To date, this method is approved in the United States for use with MR imaging of the breast and the prostate. "We developed this primarily for breast cancer and performed many clinical trials in the breast," stated Degani. "We may need a little more experience with the prostate; but, in certain areas of the prostate, particularly in the peripheral zone of the prostate and for staging of prostate cancer, it is very clear."

"The sensitivity of MRI is by far much higher than any other modality and it picks up many more lesions than mammography, but most of them are benign," she explained. "If we use MRI for breast cancer without high specificity, the incidence of unnecessary biopsy will be too high. This method offers a method with very high sensitivity and specificity."

"This method can be used with MRI and with other methods that use intravenous contrast, such as CT and ultrasound," she concluded. "For CT, I think it's even more important to use this method because CT offers high temporal and spatial resolution, but you can't expose the patient to radiation too many times. So determining the minimum scanning time to get the maximum information is essential."
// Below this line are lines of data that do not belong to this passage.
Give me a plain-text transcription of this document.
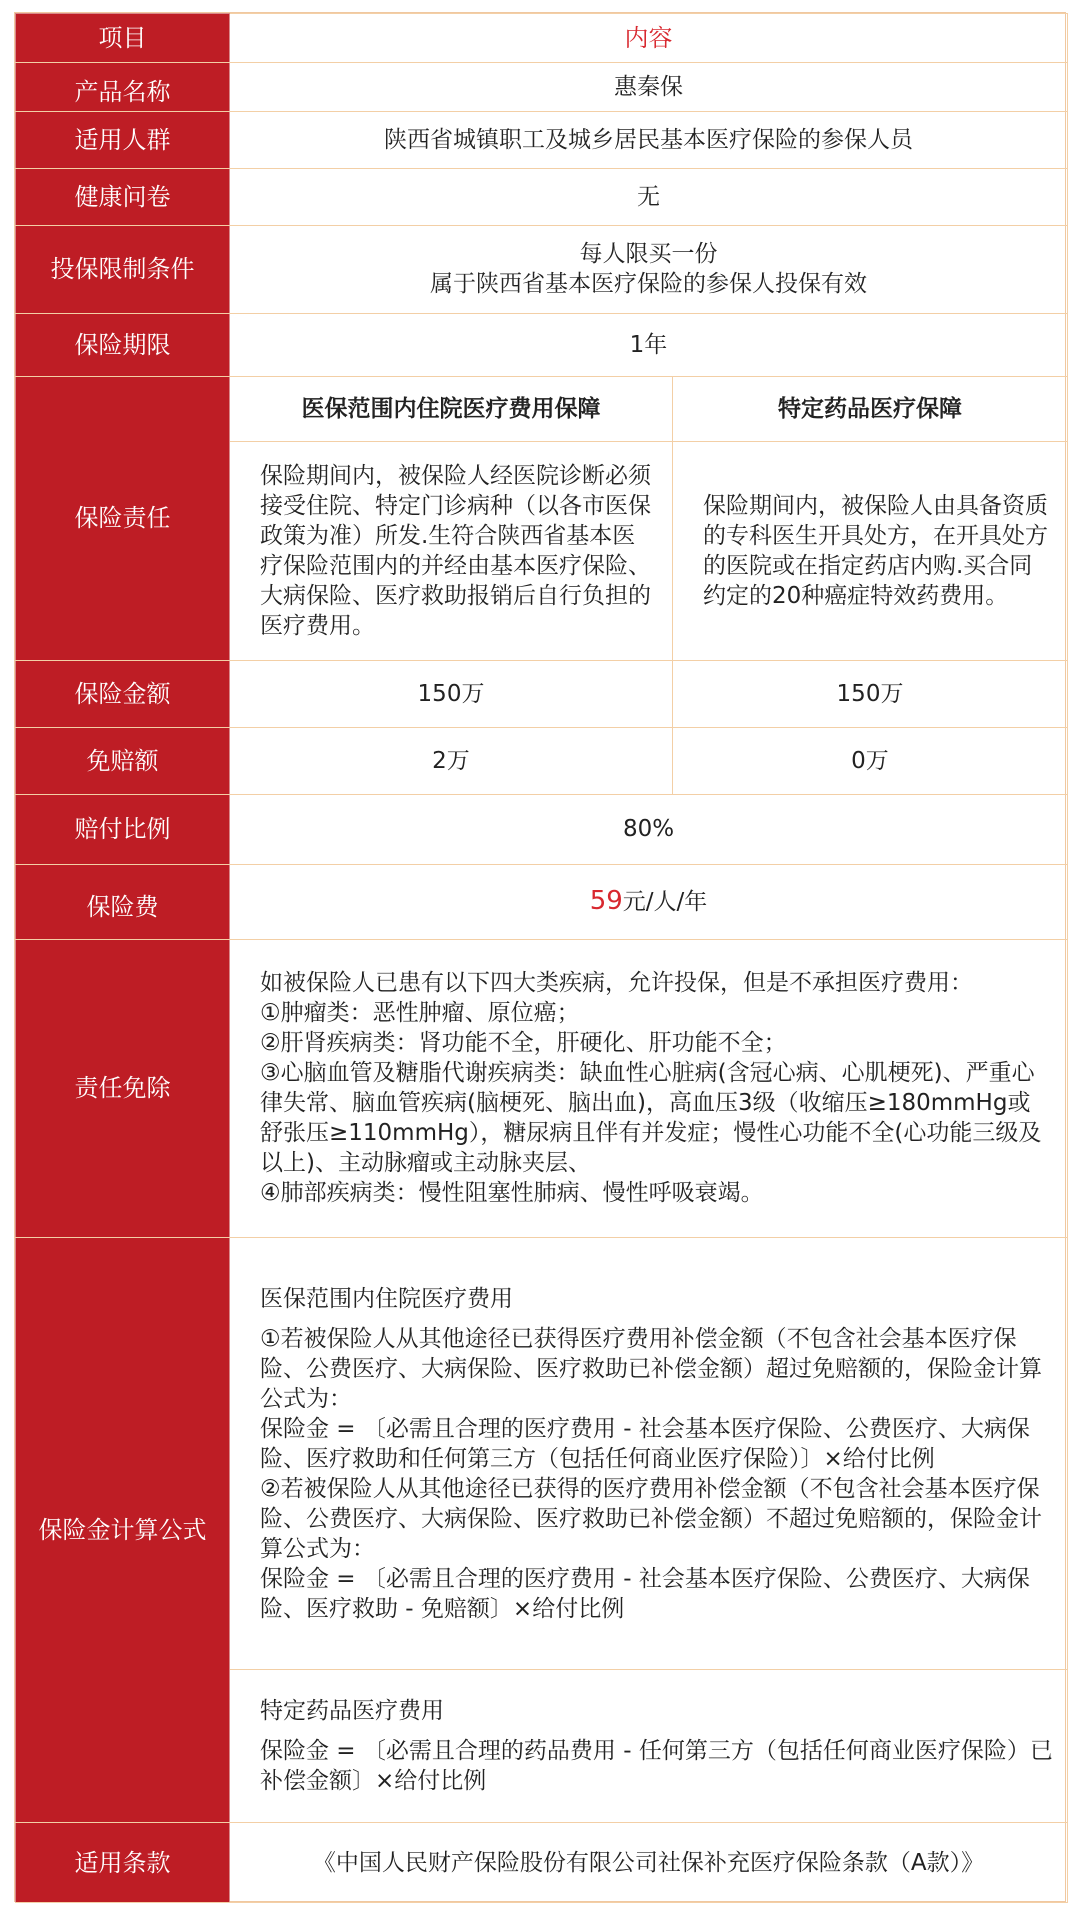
项目	内容	
产品名称	惠秦保	
适用人群	陕西省城镇职工及城乡居民基本医疗保险的参保人员	
健康问卷	无	
投保限制条件	每人限买一份
属于陕西省基本医疗保险的参保人投保有效	

保险期限	1年	
保险责任	医保范围内住院医疗费用保障	特定药品医疗保障
	保险期间内，被保险人经医院诊断必须接受住院、特定门诊病种（以各市医保政策为准）所发.生符合陕西省基本医疗保险范围内的并经由基本医疗保险、大病保险、医疗救助报销后自行负担的医疗费用。	保险期间内，被保险人由具备资质的专科医生开具处方，在开具处方的医院或在指定药店内购.买合同约定的20种癌症特效药费用。
保险金额	150万	150万
免赔额	2万	0万
赔付比例	80%	
保险费	59元/人/年	
责任免除	如被保险人已患有以下四大类疾病，允许投保，但是不承担医疗费用：
①肿瘤类：恶性肿瘤、原位癌；
②肝肾疾病类：肾功能不全，肝硬化、肝功能不全；
③心脑血管及糖脂代谢疾病类：缺血性心脏病(含冠心病、心肌梗死)、严重心律失常、脑血管疾病(脑梗死、脑出血)，高血压3级（收缩压≥180mmHg或舒张压≥110mmHg），糖尿病且伴有并发症；慢性心功能不全(心功能三级及以上)、主动脉瘤或主动脉夹层、
④肺部疾病类：慢性阻塞性肺病、慢性呼吸衰竭。	

保险金计算公式	医保范围内住院医疗费用
①若被保险人从其他途径已获得医疗费用补偿金额（不包含社会基本医疗保险、公费医疗、大病保险、医疗救助已补偿金额）超过免赔额的，保险金计算公式为：
保险金 = 〔必需且合理的医疗费用 - 社会基本医疗保险、公费医疗、大病保险、医疗救助和任何第三方（包括任何商业医疗保险）〕×给付比例
②若被保险人从其他途径已获得的医疗费用补偿金额（不包含社会基本医疗保险、公费医疗、大病保险、医疗救助已补偿金额）不超过免赔额的，保险金计算公式为：
保险金 = 〔必需且合理的医疗费用 - 社会基本医疗保险、公费医疗、大病保险、医疗救助 - 免赔额〕×给付比例	

	特定药品医疗费用
保险金 = 〔必需且合理的药品费用 - 任何第三方（包括任何商业医疗保险）已补偿金额〕×给付比例	

适用条款	《中国人民财产保险股份有限公司社保补充医疗保险条款（A款）》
Degani also noted that they have developed a method for using this system with CT for the detection of lung cancer. "We use the same principles with CT. It works, but it's very preliminary and we haven't published it yet," she said.

Siemens to introduce Tim to Europe at ECR 2004

Siemens AG (Munich, Germany) will be showcasing the company's new Tim (Total imaging matrix) MRI technology on its new 1.5T MR system, the Magnetom Avanto, at the European Congress of Radiology (ECR 2004) in Vienna, Austria, March 5-9. This new technology allows whole-body imaging to be completed within 12 minutes without the need to change coils or reposition the patient.
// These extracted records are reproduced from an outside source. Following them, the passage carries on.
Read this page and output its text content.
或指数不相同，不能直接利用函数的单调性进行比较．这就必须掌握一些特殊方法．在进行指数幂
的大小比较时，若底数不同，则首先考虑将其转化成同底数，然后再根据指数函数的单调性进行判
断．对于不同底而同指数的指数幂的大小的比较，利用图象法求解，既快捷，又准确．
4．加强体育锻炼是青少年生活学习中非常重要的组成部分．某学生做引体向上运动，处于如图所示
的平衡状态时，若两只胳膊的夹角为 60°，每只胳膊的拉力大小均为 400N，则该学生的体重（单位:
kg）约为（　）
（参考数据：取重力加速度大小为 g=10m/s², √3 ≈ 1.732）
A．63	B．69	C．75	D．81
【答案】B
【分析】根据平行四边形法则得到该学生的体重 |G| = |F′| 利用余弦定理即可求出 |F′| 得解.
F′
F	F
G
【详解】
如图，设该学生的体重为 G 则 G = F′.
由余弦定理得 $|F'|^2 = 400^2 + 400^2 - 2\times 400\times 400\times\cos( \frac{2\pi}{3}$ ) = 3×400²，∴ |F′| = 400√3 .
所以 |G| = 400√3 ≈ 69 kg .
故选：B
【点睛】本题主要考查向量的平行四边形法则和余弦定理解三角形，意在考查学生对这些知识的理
The basis of Tim is a proprietary matrix coil design that allows for a combination of 76 coil elements with up to 32 radiofrequency channels. This technology provides a scanning area up to 205 cm, enabling whole-body scanning of a patient up to 6′ 9″ tall in a single examination. The coil, called the Body Matrix coil, weighs <2 lbs.

In addition, with Tim and the Magnetom Avanto system, the patient can be scanned feet first, allowing the patient's head to remain outside the scanner for many procedures. The system also uses AudioComfort noise suppression that reportedly reduces conventional noise levels up to 97%.

The new system is based on the company's syngo platform, which also features the company's iPAT (integrated Parallel Acquisition Technique) that allows for fast image acquisition and parallel imaging in all directions across the body without the need for the specific PAT coils. The user is able to select clinically relevant areas-from individual body regions to the complete anatomy-without limitations on the number of coils that can be connected and used simultaneously.

"Tim enables us to set aside all previous levels of intricateness," said Claus D. Claussen, MD, director of the Diagnostic Radiology Department at the University Hospital Tübingen and Chairman of Radiology at Eberhard-Karls-University, Tübingen, Germany. "As a result, the clinical workflow is greatly improved, enabling a far better patient throughput and excellent image resolution and, thus, optimal image quality."

Tim is now a standard feature on the Magnetom Avanto and is available as an upgrade on the company's Magnetom Symphony, Sonata, and Trio lines.